No ano seguinte, a FHE vendeu o espaço à Universidade Federal de São Paulo por R$ 25 milhões, uma valorização de quase 70% sobre a quantia inicial em menos de quatro anos.
"O caso de Osasco é um problema patrimonial. O Exército faz essa venda e 4 anos depois a pessoa que comprou vende por um valor 70% maior e você tem um ganho que poderia ter sido do governo federal e não foi, que acabou sendo privatizado para uma fundação que é ligada ao Exército e que apesar de ser ligada ao Exército é uma fundação privada", ressalta o procurador.
Um inquérito em andamento na Procuradoria da República em Osasco apura as circunstâncias dessa transação.

Remanejamentos
Em nota, o Exército informou que para cumprir sua missão constitucional promove remanejamentos patrimoniais que não atendam mais suas necessidades.
A instituição disse ainda que os ativos adquiridos nesses procedimentos são utilizados na racionalização de bens e na reestruturação do Exército e são previstos em lei.
O Exército afirmou também que o comandante da instituição é o agente público com competência para alienar os imóveis da União destinados ao Exército Brasileiro e tem poder decisório sem necessidade de consulta a qualquer outro órgão.
Além disso, destacou que contrato celebrado entre o Exército e a FHE pautou-se pela lisura plena.

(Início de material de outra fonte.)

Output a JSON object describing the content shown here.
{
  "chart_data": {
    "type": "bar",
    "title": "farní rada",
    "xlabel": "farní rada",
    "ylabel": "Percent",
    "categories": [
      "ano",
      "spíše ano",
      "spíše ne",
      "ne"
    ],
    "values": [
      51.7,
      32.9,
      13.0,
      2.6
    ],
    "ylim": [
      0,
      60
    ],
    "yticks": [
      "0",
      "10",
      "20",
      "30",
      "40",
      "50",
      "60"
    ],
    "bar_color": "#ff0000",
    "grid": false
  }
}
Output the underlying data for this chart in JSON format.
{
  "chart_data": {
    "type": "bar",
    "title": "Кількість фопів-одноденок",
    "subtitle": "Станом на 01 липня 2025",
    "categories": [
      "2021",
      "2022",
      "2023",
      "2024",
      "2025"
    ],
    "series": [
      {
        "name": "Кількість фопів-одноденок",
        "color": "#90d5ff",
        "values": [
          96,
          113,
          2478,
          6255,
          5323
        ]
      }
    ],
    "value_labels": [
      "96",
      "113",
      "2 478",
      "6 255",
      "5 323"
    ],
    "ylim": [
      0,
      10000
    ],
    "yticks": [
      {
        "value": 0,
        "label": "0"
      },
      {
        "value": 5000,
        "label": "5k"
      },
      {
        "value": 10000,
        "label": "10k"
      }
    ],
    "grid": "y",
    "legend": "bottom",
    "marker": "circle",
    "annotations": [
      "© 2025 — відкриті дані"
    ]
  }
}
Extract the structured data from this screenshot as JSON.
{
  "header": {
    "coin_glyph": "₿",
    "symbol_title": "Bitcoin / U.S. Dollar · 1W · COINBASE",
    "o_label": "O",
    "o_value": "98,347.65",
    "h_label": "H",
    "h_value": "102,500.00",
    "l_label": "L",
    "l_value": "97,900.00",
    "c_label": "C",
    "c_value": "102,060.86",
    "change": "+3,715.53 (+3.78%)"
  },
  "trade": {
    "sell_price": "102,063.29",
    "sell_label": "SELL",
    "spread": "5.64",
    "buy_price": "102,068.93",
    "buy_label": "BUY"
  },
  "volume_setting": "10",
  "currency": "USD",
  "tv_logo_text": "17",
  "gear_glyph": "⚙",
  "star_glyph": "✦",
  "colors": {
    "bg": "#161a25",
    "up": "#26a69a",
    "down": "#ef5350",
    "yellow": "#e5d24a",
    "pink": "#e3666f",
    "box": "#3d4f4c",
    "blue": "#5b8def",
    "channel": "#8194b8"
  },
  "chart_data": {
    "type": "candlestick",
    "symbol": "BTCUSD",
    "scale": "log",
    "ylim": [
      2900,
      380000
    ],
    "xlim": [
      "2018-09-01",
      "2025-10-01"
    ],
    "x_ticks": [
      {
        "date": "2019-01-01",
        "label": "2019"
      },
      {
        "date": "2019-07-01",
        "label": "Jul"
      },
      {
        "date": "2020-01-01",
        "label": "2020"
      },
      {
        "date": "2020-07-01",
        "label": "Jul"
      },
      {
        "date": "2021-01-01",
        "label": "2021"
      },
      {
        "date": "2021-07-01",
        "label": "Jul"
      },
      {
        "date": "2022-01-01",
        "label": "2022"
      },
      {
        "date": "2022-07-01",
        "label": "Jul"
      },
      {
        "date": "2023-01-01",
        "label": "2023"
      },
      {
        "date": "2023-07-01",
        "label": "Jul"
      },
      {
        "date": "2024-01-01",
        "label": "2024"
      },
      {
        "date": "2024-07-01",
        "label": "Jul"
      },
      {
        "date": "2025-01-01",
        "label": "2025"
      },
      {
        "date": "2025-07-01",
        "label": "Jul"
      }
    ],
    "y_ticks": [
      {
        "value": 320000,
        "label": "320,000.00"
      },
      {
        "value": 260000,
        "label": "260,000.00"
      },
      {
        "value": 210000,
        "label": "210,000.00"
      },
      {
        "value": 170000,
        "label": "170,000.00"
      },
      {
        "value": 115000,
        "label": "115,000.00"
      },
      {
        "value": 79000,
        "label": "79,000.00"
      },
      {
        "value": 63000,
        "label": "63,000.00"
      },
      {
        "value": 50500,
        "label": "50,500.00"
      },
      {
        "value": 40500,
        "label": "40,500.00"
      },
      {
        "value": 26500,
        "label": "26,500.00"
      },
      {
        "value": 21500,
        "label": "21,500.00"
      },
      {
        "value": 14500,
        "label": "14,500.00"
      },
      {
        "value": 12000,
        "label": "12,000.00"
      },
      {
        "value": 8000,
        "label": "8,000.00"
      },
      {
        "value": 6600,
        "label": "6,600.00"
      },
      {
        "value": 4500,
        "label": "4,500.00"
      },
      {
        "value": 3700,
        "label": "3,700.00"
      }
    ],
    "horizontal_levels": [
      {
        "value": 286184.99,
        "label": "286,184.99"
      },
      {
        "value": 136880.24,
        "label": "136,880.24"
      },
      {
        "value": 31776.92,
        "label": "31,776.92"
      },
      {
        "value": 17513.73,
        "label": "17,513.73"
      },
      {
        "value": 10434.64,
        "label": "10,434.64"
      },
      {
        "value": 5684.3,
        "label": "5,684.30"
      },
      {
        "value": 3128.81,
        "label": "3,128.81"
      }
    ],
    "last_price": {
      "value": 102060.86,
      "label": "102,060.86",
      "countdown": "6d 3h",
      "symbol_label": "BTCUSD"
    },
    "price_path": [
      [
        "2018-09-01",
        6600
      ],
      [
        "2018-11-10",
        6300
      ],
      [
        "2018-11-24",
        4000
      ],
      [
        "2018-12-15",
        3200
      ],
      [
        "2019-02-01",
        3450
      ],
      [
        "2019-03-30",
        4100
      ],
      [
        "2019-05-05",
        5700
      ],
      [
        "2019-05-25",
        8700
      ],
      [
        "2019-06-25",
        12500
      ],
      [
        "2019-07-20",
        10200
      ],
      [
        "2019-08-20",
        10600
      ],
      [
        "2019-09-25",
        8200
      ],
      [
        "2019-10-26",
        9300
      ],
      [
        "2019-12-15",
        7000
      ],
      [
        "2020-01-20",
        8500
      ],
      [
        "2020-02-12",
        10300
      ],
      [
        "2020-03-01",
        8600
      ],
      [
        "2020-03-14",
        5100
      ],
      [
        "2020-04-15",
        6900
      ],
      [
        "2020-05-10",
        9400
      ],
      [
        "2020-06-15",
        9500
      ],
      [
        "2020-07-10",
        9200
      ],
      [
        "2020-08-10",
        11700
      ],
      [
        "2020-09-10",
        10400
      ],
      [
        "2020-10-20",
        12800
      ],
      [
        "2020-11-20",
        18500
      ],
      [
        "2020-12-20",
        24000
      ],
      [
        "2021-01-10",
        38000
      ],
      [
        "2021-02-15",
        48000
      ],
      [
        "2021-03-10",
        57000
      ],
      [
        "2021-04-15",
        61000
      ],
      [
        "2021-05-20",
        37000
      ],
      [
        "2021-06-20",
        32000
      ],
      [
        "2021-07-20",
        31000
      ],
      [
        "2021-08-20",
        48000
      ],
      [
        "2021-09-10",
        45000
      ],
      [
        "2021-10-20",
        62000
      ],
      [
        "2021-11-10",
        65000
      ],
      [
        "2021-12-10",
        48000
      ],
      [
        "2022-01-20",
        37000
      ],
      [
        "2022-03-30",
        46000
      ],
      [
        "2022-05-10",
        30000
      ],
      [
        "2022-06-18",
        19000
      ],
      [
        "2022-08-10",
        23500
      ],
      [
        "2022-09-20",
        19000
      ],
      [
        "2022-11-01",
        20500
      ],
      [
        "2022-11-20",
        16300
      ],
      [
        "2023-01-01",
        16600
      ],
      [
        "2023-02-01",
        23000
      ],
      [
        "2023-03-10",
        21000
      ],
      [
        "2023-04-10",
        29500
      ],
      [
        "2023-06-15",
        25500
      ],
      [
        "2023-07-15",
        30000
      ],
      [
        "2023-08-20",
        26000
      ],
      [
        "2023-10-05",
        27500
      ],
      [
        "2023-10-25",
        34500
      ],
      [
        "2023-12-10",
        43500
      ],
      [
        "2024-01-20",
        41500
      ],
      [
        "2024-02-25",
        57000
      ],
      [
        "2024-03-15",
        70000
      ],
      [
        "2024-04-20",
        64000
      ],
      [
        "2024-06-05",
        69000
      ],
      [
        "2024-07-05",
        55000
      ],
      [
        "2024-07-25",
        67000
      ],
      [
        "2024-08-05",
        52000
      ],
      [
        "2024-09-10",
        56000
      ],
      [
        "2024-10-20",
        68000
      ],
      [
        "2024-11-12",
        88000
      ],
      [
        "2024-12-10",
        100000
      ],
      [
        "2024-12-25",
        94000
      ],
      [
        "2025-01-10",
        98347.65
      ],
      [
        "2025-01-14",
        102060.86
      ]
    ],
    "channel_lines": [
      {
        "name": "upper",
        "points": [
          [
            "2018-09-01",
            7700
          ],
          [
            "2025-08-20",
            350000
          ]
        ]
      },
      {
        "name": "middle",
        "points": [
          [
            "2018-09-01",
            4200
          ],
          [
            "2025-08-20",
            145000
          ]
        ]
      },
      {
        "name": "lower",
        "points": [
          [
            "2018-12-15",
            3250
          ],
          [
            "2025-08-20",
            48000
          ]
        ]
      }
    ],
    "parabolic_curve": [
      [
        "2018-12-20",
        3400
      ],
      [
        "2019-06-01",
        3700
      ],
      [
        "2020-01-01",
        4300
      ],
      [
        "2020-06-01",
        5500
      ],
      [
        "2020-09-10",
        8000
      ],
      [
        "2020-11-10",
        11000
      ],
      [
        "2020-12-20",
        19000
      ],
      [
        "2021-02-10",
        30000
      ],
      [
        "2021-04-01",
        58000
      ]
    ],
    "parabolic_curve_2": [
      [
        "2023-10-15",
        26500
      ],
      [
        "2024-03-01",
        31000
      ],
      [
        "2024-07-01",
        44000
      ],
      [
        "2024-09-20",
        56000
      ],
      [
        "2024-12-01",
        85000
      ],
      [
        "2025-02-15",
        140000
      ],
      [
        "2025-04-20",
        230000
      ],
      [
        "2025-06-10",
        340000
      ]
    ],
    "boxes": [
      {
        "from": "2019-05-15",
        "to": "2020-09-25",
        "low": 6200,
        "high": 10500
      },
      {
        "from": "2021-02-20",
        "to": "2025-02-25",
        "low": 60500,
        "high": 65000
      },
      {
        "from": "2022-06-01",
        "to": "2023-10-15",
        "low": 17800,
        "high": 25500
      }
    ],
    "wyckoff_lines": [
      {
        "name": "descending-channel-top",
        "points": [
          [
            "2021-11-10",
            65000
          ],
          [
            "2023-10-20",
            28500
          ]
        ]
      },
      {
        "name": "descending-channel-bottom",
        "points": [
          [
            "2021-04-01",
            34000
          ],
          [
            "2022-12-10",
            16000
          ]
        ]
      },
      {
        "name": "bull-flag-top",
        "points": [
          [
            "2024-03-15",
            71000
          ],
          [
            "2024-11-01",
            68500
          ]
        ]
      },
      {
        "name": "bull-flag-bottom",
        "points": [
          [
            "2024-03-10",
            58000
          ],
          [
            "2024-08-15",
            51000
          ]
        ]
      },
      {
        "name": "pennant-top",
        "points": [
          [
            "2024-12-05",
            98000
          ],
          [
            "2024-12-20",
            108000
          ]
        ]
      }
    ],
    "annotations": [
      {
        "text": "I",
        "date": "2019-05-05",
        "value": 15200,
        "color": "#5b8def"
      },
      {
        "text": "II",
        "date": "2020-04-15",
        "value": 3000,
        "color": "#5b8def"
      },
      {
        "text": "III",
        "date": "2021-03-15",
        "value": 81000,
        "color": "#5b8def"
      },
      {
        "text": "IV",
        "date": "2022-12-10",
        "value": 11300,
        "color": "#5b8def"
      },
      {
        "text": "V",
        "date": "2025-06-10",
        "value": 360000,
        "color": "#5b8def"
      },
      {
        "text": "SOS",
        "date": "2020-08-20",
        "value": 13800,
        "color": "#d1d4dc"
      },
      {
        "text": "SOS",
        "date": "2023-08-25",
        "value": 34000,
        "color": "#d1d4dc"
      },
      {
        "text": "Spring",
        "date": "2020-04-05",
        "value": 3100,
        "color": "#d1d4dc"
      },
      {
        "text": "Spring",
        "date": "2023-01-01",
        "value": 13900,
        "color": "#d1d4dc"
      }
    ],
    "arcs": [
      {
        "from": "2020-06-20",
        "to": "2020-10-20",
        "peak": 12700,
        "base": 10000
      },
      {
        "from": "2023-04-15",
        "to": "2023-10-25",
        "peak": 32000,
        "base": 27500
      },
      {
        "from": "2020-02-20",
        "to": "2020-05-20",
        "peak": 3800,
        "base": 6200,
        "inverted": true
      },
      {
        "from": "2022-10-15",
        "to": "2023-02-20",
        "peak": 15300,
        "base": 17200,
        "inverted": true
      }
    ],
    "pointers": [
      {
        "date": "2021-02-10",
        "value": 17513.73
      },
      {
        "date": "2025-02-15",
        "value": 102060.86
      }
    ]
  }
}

Veja abaixo a nota do Exército na íntegra.
O Exército Brasileiro (EB), a fim de bem cumprir sua missão constitucional, promove remanejamentos patrimoniais. Nestes remanejamentos, a Instituição negocia bens imóveis cuja utilização ou exploração não atendam mais suas necessidades. Os ativos adquiridos com os citados procedimentos são utilizados na racionalização de bens e na reestruturação do Exército. Esse procedimento é previsto na Lei nº 5651/70.
O Comandante do Exército é o agente público com competência para alienar os imóveis da União destinados ao Exército Brasileiro, conforme entendimento do STJ sobre a Lei 5.651/70, que dispõe sobre a alienação de bens da União jurisdicionados ao Exército. Assim sendo, o Comandante do Exército tem poder decisório sem necessidade de consulta a qualquer outro órgão público.
O contrato celebrado entre o Exército e Fundação Habitacional do Exército (FHE) consiste na alienação, mediante permuta, celebrada nos termos da Lei 9636/98, Lei 5651/70, Lei 6855/80 e demais normas pertinentes e vigentes atualmente.
Importante atentar que foi consultada a unidade da Advocacia Geral da União (Consultoria Jurídica da União - CJU - Estado de São Paulo), atual responsável pela consultoria e assessoramento jurídicos do Poder Executivo, nos termos da LC 73/93, a qual aprovou a avença.
Nestes termos, cabe destacar que a operação realizada pautou-se pela lisura plena, não cabendo portanto qualquer ilação quanto à legalidade do ato.
Cabe a todos os brasileiros cumprirem o que determinam as leis em vigor. A discordância de seus conteúdos deve ser debatida e propostas alterações àquelas leis via Congresso Nacional.
Cabe ao Supremo Tribunal Federal, após ação formalizada, julgar a constitucionalidade das leis anteriores a promulgação da Constituição Federal aprovada em 1988.
O Exército Brasileiro e seus integrantes pautam sua conduta no rígido e irrestrito cumprimento da legislação vigente, fator que garante à Instituição altos índices de credibilidade e respeito junto à população brasileira.
Cumpre destacar, ainda, que o Exército não compactua com qualquer tipo de irregularidade praticada no seu meio, repudiando veementemente fatos desabonadores da ética e da moral que devam estar presentes nos atos praticados pela Instituição e na conduta de todos os seus integrantes.

O G1 procurou também a Marinha e a Aeronaútica, mas os órgãos não se manifestaram sobre o assunto até a publicação da reportagem.